Second, Mr. Farmer states that the advocates’ “hysterical overreaction” to the decision shows how polarizing the immigration issue is this year. I wonder if Mr. Farmer thinks his extreme rhetoric and inaccurate statements are not polarizing.
Third, Mr. Farmer questions President Obama’s enforcement of immigration laws. According to government data, President Bush deported an average of 275,126 aliens per year; Mr. Obama deported an average of 391,204 in 2009 and 2010. The number of border patrol agents has been increased to 18,000 from 9,100 in 2008. Numerous technology systems have been introduced. In 2010, ICE deported 195,000 convicted criminals, compared to 81,000 in 2008. Importantly, illegal entry attempts have decreased 36% in the last 2 years.
Fourth, Mr. Farmer says that the Court “raised difficult questions for Arizona policemen” as to how long they must wait for federal officers to respond to inquiries about a suspect’s immigration status and how they avoid being sued for racial profiling. The Court did no such thing. It is the Arizona law that requires its law enforcement officers to demand that suspected persons show proper documentation.
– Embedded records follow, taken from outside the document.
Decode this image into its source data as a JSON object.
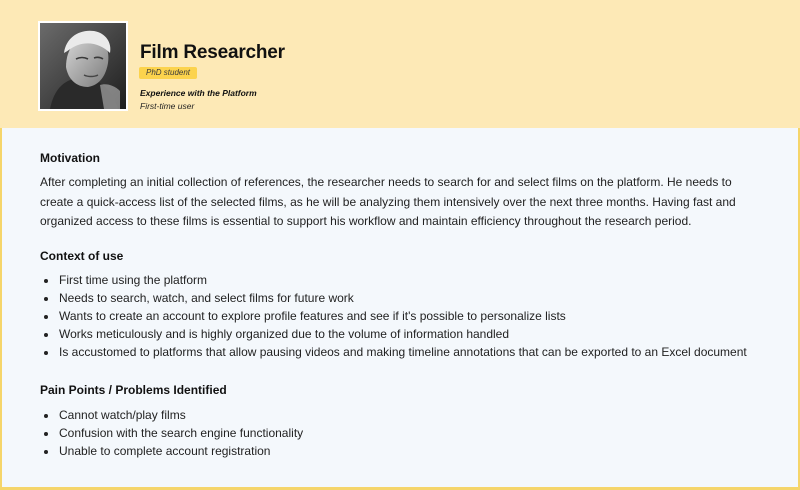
{
  "persona": {
    "name": "Film Researcher",
    "badge": "PhD student",
    "experience_label": "Experience with the Platform",
    "experience_value": "First-time user",
    "photo_icon": "portrait-photo"
  },
  "colors": {
    "header_bg": "#fde9b6",
    "badge_bg": "#fcd34d",
    "body_bg": "#f4f8fc",
    "border": "#f5d56a"
  },
  "motivation": {
    "title": "Motivation",
    "text": "After completing an initial collection of references, the researcher needs to search for and select films on the platform.  He needs to create a quick-access list of the selected films, as he will be analyzing them intensively over the next three months.  Having fast and organized access to these films is essential to support his workflow and maintain efficiency throughout the research period."
  },
  "context": {
    "title": "Context of use",
    "items": [
      "First time using the platform",
      "Needs to search, watch, and select films for future work",
      "Wants to create an account to explore profile features and see if it's possible to personalize lists",
      "Works meticulously and is highly organized due to the volume of information handled",
      "Is accustomed to platforms that allow pausing videos and making timeline annotations that can be exported to an Excel document"
    ]
  },
  "pain_points": {
    "title": "Pain Points / Problems Identified",
    "items": [
      "Cannot watch/play films",
      "Confusion with the search engine functionality",
      "Unable to complete account registration"
    ]
  }
}
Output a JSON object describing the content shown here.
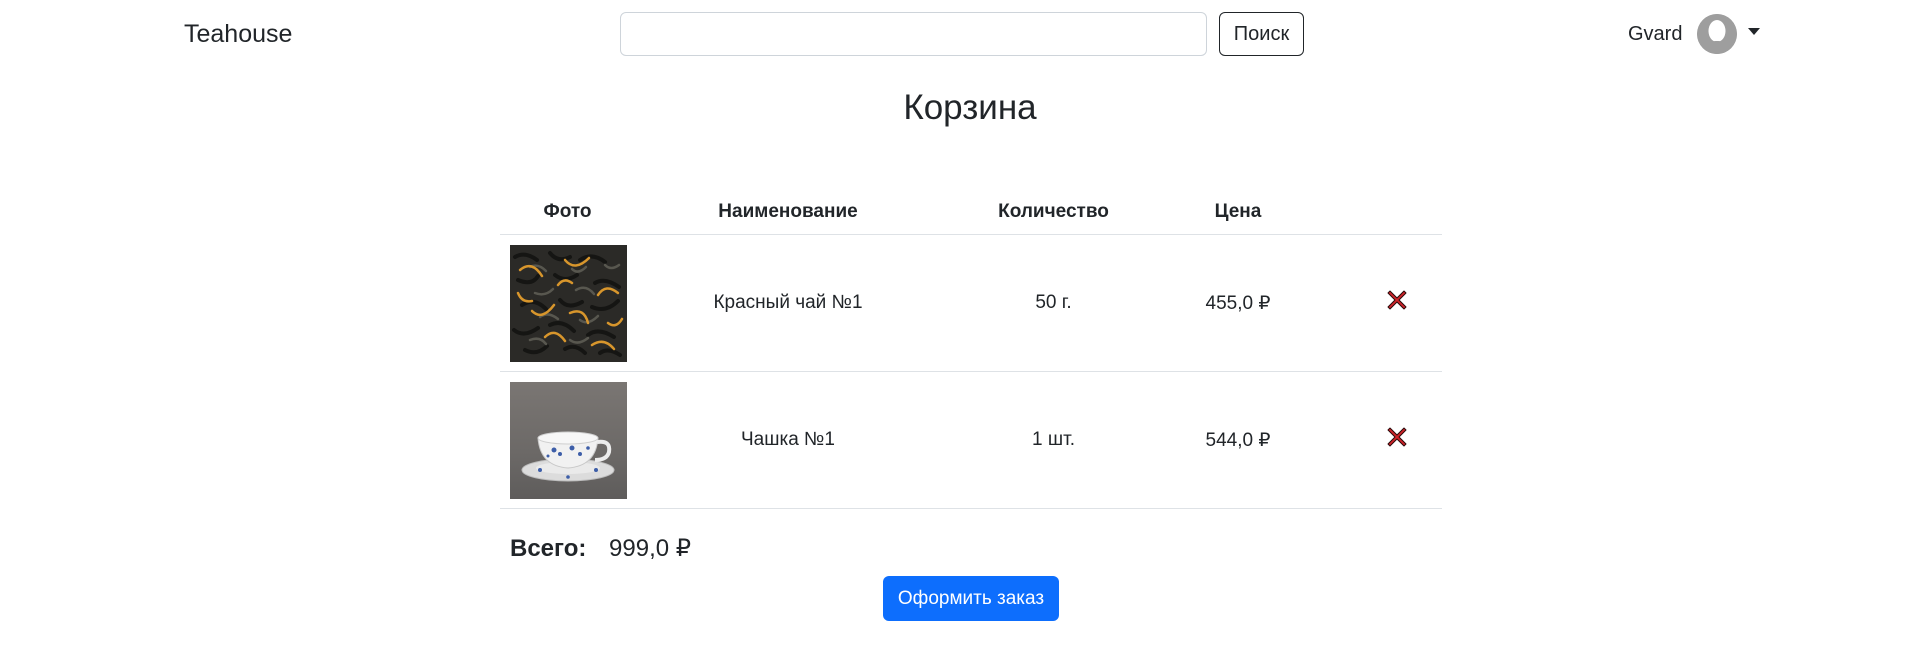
{
  "navbar": {
    "brand": "Teahouse",
    "search_value": "",
    "search_button_label": "Поиск",
    "user_name": "Gvard"
  },
  "page": {
    "title": "Корзина"
  },
  "cart": {
    "columns": {
      "photo": "Фото",
      "name": "Наименование",
      "quantity": "Количество",
      "price": "Цена"
    },
    "items": [
      {
        "name": "Красный чай №1",
        "quantity": "50 г.",
        "price": "455,0 ₽",
        "image": "loose-leaf-tea-photo",
        "delete_icon": "close-icon"
      },
      {
        "name": "Чашка №1",
        "quantity": "1 шт.",
        "price": "544,0 ₽",
        "image": "tea-cup-photo",
        "delete_icon": "close-icon"
      }
    ],
    "total_label": "Всего:",
    "total_value": "999,0 ₽",
    "order_button_label": "Оформить заказ"
  },
  "colors": {
    "primary": "#0d6efd",
    "delete": "#d0242a",
    "text": "#212529",
    "border": "#dee2e6"
  }
}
The Court only said that could raise constitutional issues if a suspect is held too long.
How can Arizona’s policemen avoid being sued for racial profiling? Simple. Do not engage in racial profiling.
Mr. Farmer then quoted Arizona Sheriff Dupnik that enforcement officers will be sued if they ask a suspect for immigration papers or if they don’t ask. Interestingly, Sheriff Dupnik opposed the Arizona law, which creates this “dilemma.” Neither the Court’s decision nor Mr. Obama’s enforcement of immigration laws is responsible.
Finally, Mr. Farmer accuses Mr. Obama of deciding to “ingratiate himself with…”and of “pandering to” Hispanics when he deferred deportation of certain young people who were brought here illegally by their parents. Could Mr. Farmer and his compatriots not credit Mr. Obama with at least some degree of compassion and sincerity, if not patriotism, in dealing with one aspect of our country’s immigration policy? Factually, the deferment does not grant amnesty and is for a period of two years, renewable until a person is 30 years of age. The policy is not an executive order or sweeping abrogation of law but appears to be within the Court’s statement that “A principal feature of the removal system is the broad discretion exercised by immigration officials.”
In the Arizona case, Justice Kennedy wrote of basing laws on “a political will informed by searching, thoughtful, rational civic discourse.” Can we not all rise to that standard?